Rushdie even manages to work in the falling value of the NASDAQ index and Amazon stock on the second page, and from there it is a long way down through a hell of IPOs, startups, eerily familiar hacker figures, Amadou Diallo, Hillary and Rudy, Elián González and "Gladiator."

The irony is heavy-handed, especially for a writer of Rushdie's talents. Does Rushdie honestly believe he is the first to note America's obsession with commercials, with commercialization? Why, when he has always been able to smoothly combine allegory and reality, does he insist on hitting us over the head with statements so oddly affected and pretentious as "America's need to make things American, to own them … was the mark of an odd insecurity"? No explanation follows this vast generalization, as if none were needed, as if everyone agrees with Rushdie's tired reinterpretation of New York as a soulless city.

But despite all that is misplaced and misused, Rushdie does not completely submerge his talent. In places, there are hints of the Rushdie seen in "Haroun and the Sea of Stories," the mischievous side that delights in shattering expectations as much as he loves rebuilding them. One scene from Solanka's youth, in which he encounters a reclusive mystic with a tongue-twister name (try repeating Balasubramanyam Venkataraghavan five times), works the conventions of magical realism to charming effect. This scene only reminds us of what we are missing and fails to gel with the rest of the novel.

"Fury" has almost none of Rushdie's trademark flurry of words. Admittedly, his previous great works were, at times, virtually incomprehensible, but there was always a magic about their sheer verbosity and linguistic brilliance, while here we receive a more tedious version of events, culminating in a denouement that would seem tragic if we actually cared about any of the characters in the story.
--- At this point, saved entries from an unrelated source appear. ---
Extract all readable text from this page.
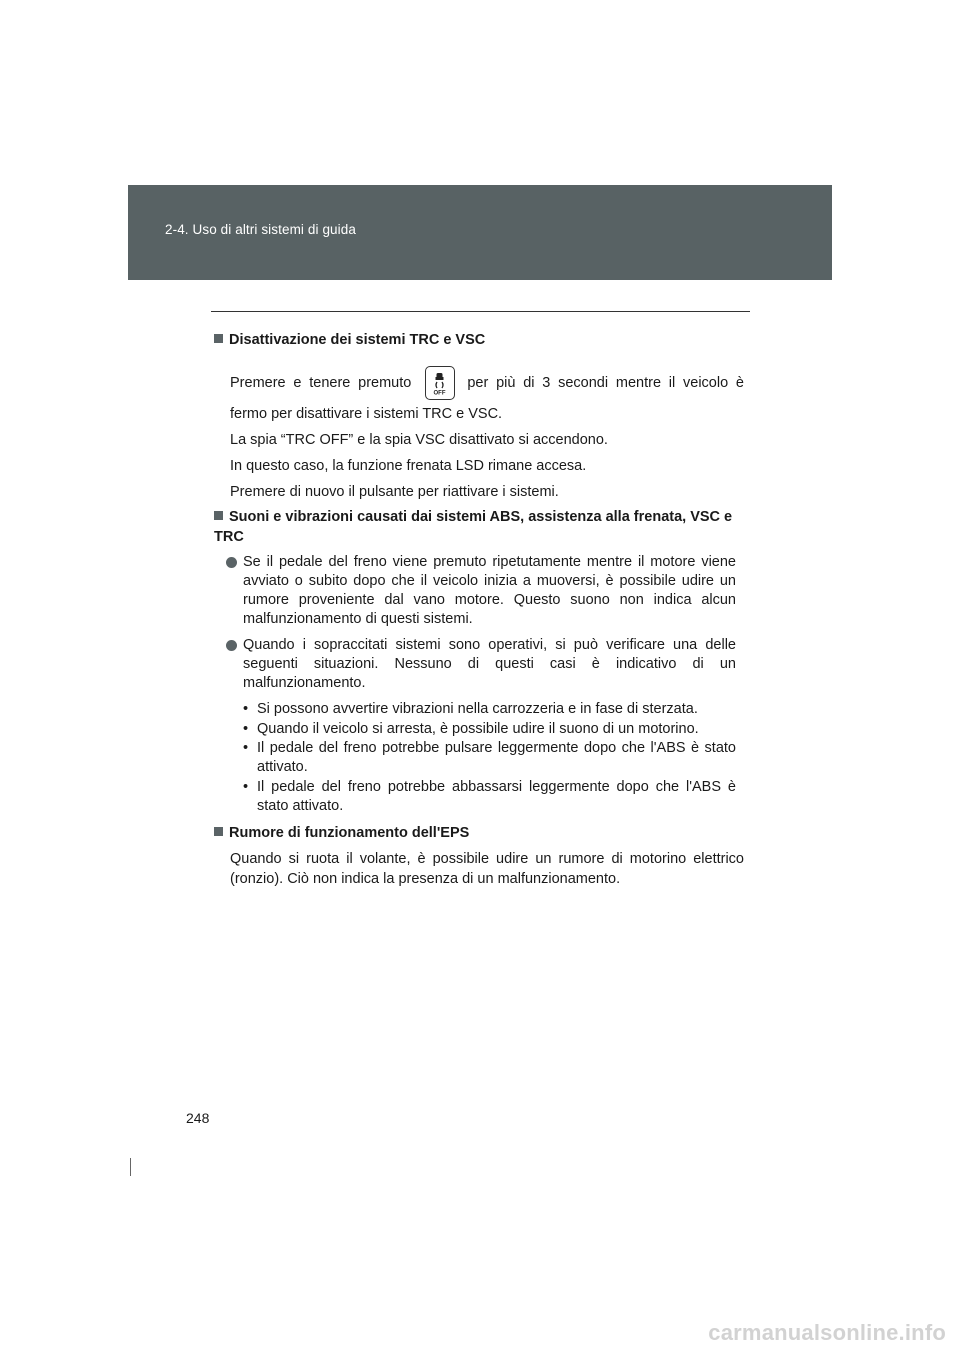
2-4. Uso di altri sistemi di guida
Disattivazione dei sistemi TRC e VSC
Premere e tenere premuto
OFF
per più di 3 secondi mentre il veicolo è
fermo per disattivare i sistemi TRC e VSC.
La spia “TRC OFF” e la spia VSC disattivato si accendono.
In questo caso, la funzione frenata LSD rimane accesa.
Premere di nuovo il pulsante per riattivare i sistemi.
Suoni e vibrazioni causati dai sistemi ABS, assistenza alla frenata, VSC e TRC
Se il pedale del freno viene premuto ripetutamente mentre il motore viene avviato o subito dopo che il veicolo inizia a muoversi, è possibile udire un rumore proveniente dal vano motore. Questo suono non indica alcun malfunzionamento di questi sistemi.
Quando i sopraccitati sistemi sono operativi, si può verificare una delle seguenti situazioni. Nessuno di questi casi è indicativo di un malfunzionamento.
• Si possono avvertire vibrazioni nella carrozzeria e in fase di sterzata.
• Quando il veicolo si arresta, è possibile udire il suono di un motorino.
• Il pedale del freno potrebbe pulsare leggermente dopo che l'ABS è stato attivato.
• Il pedale del freno potrebbe abbassarsi leggermente dopo che l'ABS è stato attivato.
Rumore di funzionamento dell'EPS
Quando si ruota il volante, è possibile udire un rumore di motorino elettrico (ronzio). Ciò non indica la presenza di un malfunzionamento.
248
carmanualsonline.info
By centering "Fury" around dolls (artistically and intellectually), Rushdie reduces New York to little more than a dollhouse, miniaturized and crudely painted, all energy drained. In a city as vast as New York, Rushdie should have been able to find characters and situations worthy of any story he wanted to tell. The mediocrity of "Fury" can only be attributed to a blunder by an otherwise spectacularly talented author-not to the location.